Using rationales and influential training examples to (attempt to) explain neural predictions in NLP

09 Sep 2020 - Arun Balajiee

Talk Speaker: Byron C Wallace

Talk Date: 2020-09-09

This talk was divided into three sections – firstly Dr. Wallace explained the idea of interpretability of NLP models proceeded with talk about influence functions NLP models and finally concluded with sequence tagging.

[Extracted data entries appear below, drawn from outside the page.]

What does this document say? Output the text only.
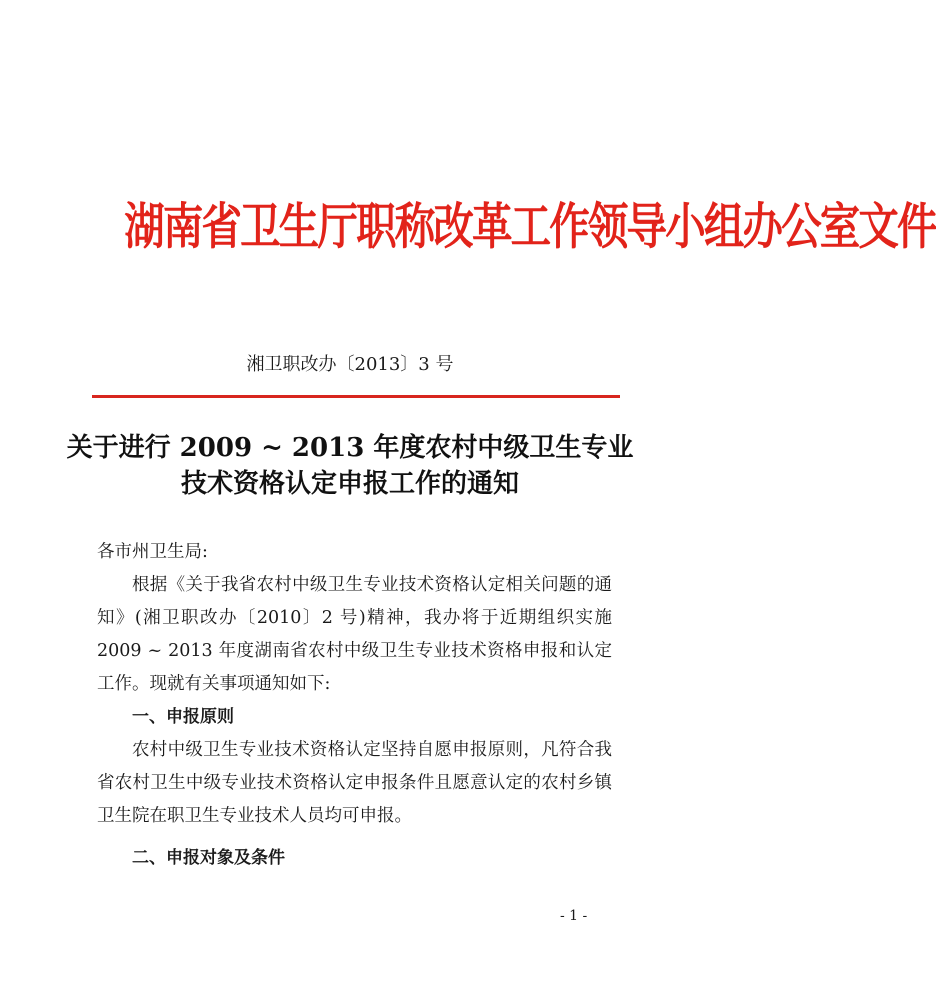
湖南省卫生厅职称改革工作领导小组办公室文件
湘卫职改办〔2013〕3 号
关于进行 2009 ~ 2013 年度农村中级卫生专业
技术资格认定申报工作的通知
各市州卫生局:
根据《关于我省农村中级卫生专业技术资格认定相关问题的通知》(湘卫职改办〔2010〕2 号)精神，我办将于近期组织实施 2009 ~ 2013 年度湖南省农村中级卫生专业技术资格申报和认定工作。现就有关事项通知如下:
一、申报原则
农村中级卫生专业技术资格认定坚持自愿申报原则，凡符合我省农村卫生中级专业技术资格认定申报条件且愿意认定的农村乡镇卫生院在职卫生专业技术人员均可申报。
二、申报对象及条件
- 1 -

Interpretability of the model is to understand what information gets encoded in the input variable, to be able to explain the outcome of the NLP model. In many cases such as healthcare applications, it matters a lot to be able to intepret the NLP models correctly. In some cases where we want to eliminate bias, this would be essential as well. Also, understanding if the model works well based on the training data is important to be able to say if the training set is helping us achieve the outcomes we want. One of the popular ideas behind this is the notion of introducing “rationales” to explain classifications, to provide a bit-level justification of the input vector. If we consider the use case of sentiment analysis, if we get a positive sentimental outcome, we want to be able to say why or how our model arrived at that. The idea started with the work of Zaidan et al. This notion has been extended a lot further by the people at Dr. Wallace’s lab. The aspects considered for rationale is to differentiate “plausibility” (whether the encoded information and the reasoning argument for the outcome makes sense to a human) vs “faithful”-ness ( whether the rationale is related with the outcome) of the NLP models. So the idea here is to separate the phases of input encoding and prediction to be able to understand the process of information processing of the model.

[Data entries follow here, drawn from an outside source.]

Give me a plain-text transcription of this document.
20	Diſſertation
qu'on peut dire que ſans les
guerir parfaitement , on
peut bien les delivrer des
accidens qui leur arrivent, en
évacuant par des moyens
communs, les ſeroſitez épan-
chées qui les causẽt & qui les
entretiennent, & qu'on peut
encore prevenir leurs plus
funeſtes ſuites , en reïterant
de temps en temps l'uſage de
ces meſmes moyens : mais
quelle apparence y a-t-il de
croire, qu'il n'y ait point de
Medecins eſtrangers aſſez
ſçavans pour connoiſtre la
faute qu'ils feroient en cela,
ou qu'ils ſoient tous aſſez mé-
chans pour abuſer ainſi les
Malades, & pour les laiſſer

The discussion was to explaining the idea of generating discrete rationales for a given text, using a model that could work with gradient descent ( use a non-differential outcome variable to describe rationale, using a continous function in the model). The contribution of Wallace et al. is being able to achieve this with high accuracy and with high plausibility in their model named FLESH

The second and third parts of the talk were about identifying the different parts of input, similar to an ablation study, that influence the outcome variable. These ideas have larger implications in the areas of natural language inference, identifying artifacts in the output and handling artifacts in the input variable, being able to handle cases where the input text has a few replacements with different nationality profiles and still be able to produce outcome with high accuracy.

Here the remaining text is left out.